The question
I posted a dating profile 18 months ago stating that I wanted a Living Apart Together (LAT) relationship – deep and long term, just not under the same roof. I love having my own place, which I’ve spent years making just the way I want it, and I’m an introvert who needs space to recharge.
I met a fabulous woman who said she accepted my preference – and understood it because her own father, after divorcing, had a wonderful LAT relationship for a decade before his partner died. My partner and I spend two to four days at a time together at her place or mine – then a few days on our own, while calling, texting and e-mailing frequently. We’re incredibly compatible and crazy about each other. I’d love to marry her and grow old together (we’re in our 50s), but I still prefer having my own place. She’d prefer to share a place eventually, but says she understands I need my own place, and doesn’t want to lose me over this difference. Am I fooling myself to think we can keep sharing love but not real estate?
The answer
Excellent question and let me answer with a question of my own: Why not?
Far be it for me to tell someone to fix what ain’t broke. If living apart works for you, God bless!
I’ve never been a fan of the long-distance relationship, but on the other hand I`ve also always said words to the effect of “I have no specific statistics but intuition tells me more marital-type relationships founder on the logistics of cohabitation than any other single cause.”
(Except maybe exhaustion when you have little kids: that’s a strong contender for the number 1 spot.)
I hope that isn’t too wordy and everyone gets what I’m saying.
Basically: It’s hard to live with people and their annoying little habits and ways.
Do I exempt myself? Hell no! My wife Pam has what I call Pam’s Protocols and I’m constantly falling afoul of them. The one which drives her craziest is: ice-cube tray with only one cube in tray, in freezer, all the other ice-cube holes empty.
(Odd sidebar: She’s never more beautiful than when furious with me. I’ve often wondered: What’s going on there, evolutionarily?)
But there’s also sitting in chair in such a way as to press it against the wall; sitting on couch in such a way as to squish cushions flat; pulling sheets away from her when we’re sleeping (can’t really see her in the dark, but assume she’s more angrily beautiful than ever at these moments); and on and on it goes.

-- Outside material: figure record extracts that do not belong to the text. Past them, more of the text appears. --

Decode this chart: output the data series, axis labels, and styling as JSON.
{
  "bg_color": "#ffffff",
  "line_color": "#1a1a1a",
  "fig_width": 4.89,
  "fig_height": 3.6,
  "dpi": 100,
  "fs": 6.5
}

It’s lucky she finds me vaguely amusing (her slightly sexist/heteronormative aphorism for relationship longevity: “He must continue to amuse her; she must continue to arouse him”) or else she’d be flipping through the Yellow Pages looking under “Lawyers—Divorce” and I’d wind up in a fleabag with a neon sign outside with burnt-out letter “H-O-T-zzt-L”, sipping a mickey of whisky as tears stream down my cheeks and I stare at photos of wife and kids as I sit on the cheap, threadbare bedspread of my room...
“Now what the hell,” you may be asking yourself, with total justification, “is this columnist talking about?”
Basically: Cohabitation is tough, and if you can honestly work it out so you can have a romantic relationship that does not involve cohabitation, far be it from me to advise you in the opposite direction.
Bottom line: What you call LAT could indeed work extremely well.
(Better than the converse, which I’m seeing more and more of lately, perhaps partly because of crazy real-estate prices: “We’ve split up but we still are under the same roof.” The acronym for that being, uh, SBUSR: Separate But Under Same Roof. Anyway: Not a fan. It just seems like keeping an open wound.)
The only thing I’ll say about it is if she wants to live together and you don’t, truly your biggest problem could reside there. Perhaps if you want long-term happiness you should think about swallowing your reservations about cohabitation and see if you can try to handle it – out of love for her. I will say nothing makes me happier than if, let’s say, in the middle of a nightmare I wake up in a cold sweat and reach over and there’s the shapely form of my wife. Heaven on earth, to me! Worth whatever friction cohabitation might cause.
Failing that, well, continue to pursue your part-time arrangement.
In other words: “Have your cake and eat it too.” Which has been mankind’s ambition since the inception of mankind!
Or at least since the invention of cake!